Sophie Beau is a French humanitarian. She is the co-founder and general manager of SOS Méditerranée. She lives in Marseille.

==Biography==
Sophie Beau was born in Tours.

Her father, Bertrand, was a doctor and her mother, Christiane, was working in a neighborhood social center. They live in Indre-et-Loire where they have set up a reception group for refugees.

She studied anthropology and political science in Paris, and got involved in literacy activities in an African household. In Mali, she studied the impact of migration on development projects.

Between 1998 and 2008 she worked for Médecins sans frontières and Médecins du monde, as project manager in the Middle East, the Maghreb, Guinea, Lebanon, Georgia, Palestine, etc. or at the head office, before committing to the fight against social exclusion in Marseille, for the Fédération nationale des associations d’accueil et de réinsertion sociale (FNARS).

==With SOS Méditerranée==
In March 2015, she met the German merchant marine captain Klaus Vogel, with whom she launched SOS Méditerranée in May 2015; she is particularly involved in fundraising.
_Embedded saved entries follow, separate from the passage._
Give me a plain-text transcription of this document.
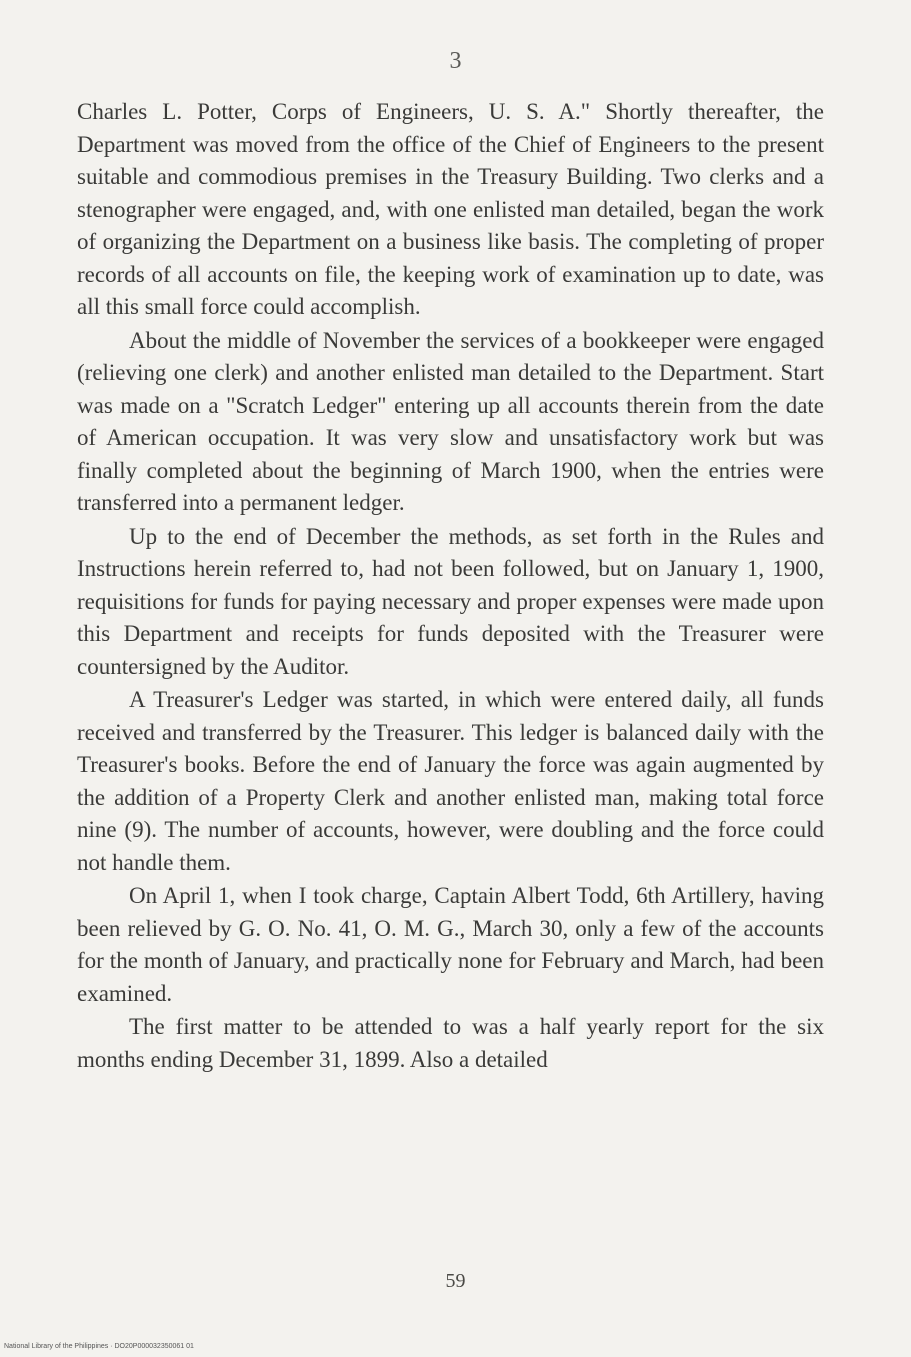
3

Charles L. Potter, Corps of Engineers, U. S. A." Shortly thereafter, the Department was moved from the office of the Chief of Engineers to the present suitable and commodious premises in the Treasury Building. Two clerks and a stenographer were engaged, and, with one enlisted man detailed, began the work of organizing the Department on a business like basis. The completing of proper records of all accounts on file, the keeping work of examination up to date, was all this small force could accomplish.

About the middle of November the services of a bookkeeper were engaged (relieving one clerk) and another enlisted man detailed to the Department. Start was made on a "Scratch Ledger" entering up all accounts therein from the date of American occupation. It was very slow and unsatisfactory work but was finally completed about the beginning of March 1900, when the entries were transferred into a permanent ledger.

Up to the end of December the methods, as set forth in the Rules and Instructions herein referred to, had not been followed, but on January 1, 1900, requisitions for funds for paying necessary and proper expenses were made upon this Department and receipts for funds deposited with the Treasurer were countersigned by the Auditor.

A Treasurer's Ledger was started, in which were entered daily, all funds received and transferred by the Treasurer. This ledger is balanced daily with the Treasurer's books. Before the end of January the force was again augmented by the addition of a Property Clerk and another enlisted man, making total force nine (9). The number of accounts, however, were doubling and the force could not handle them.

On April 1, when I took charge, Captain Albert Todd, 6th Artillery, having been relieved by G. O. No. 41, O. M. G., March 30, only a few of the accounts for the month of January, and practically none for February and March, had been examined.

The first matter to be attended to was a half yearly report for the six months ending December 31, 1899. Also a detailed

59
National Library of the Philippines · DO20P000032350061 01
Since March 2017, she has worked full time for SOS Méditerranée.

In 2018, according to the ranking by Vanity Fair, she was one of the most influential French personalities in the world.

In 2020, together with Klaus Vogel, she was recipient of an Aurora Humanitarian award.

In 2023, at a meeting timed during the visit of Pope Francis in Marseille, she said "...Ten years after the shipwreck off Lampedusa, we urgently call for global sea rescue missions and for the recognition of the valuable support of humanitarian Search and Rescue organisations."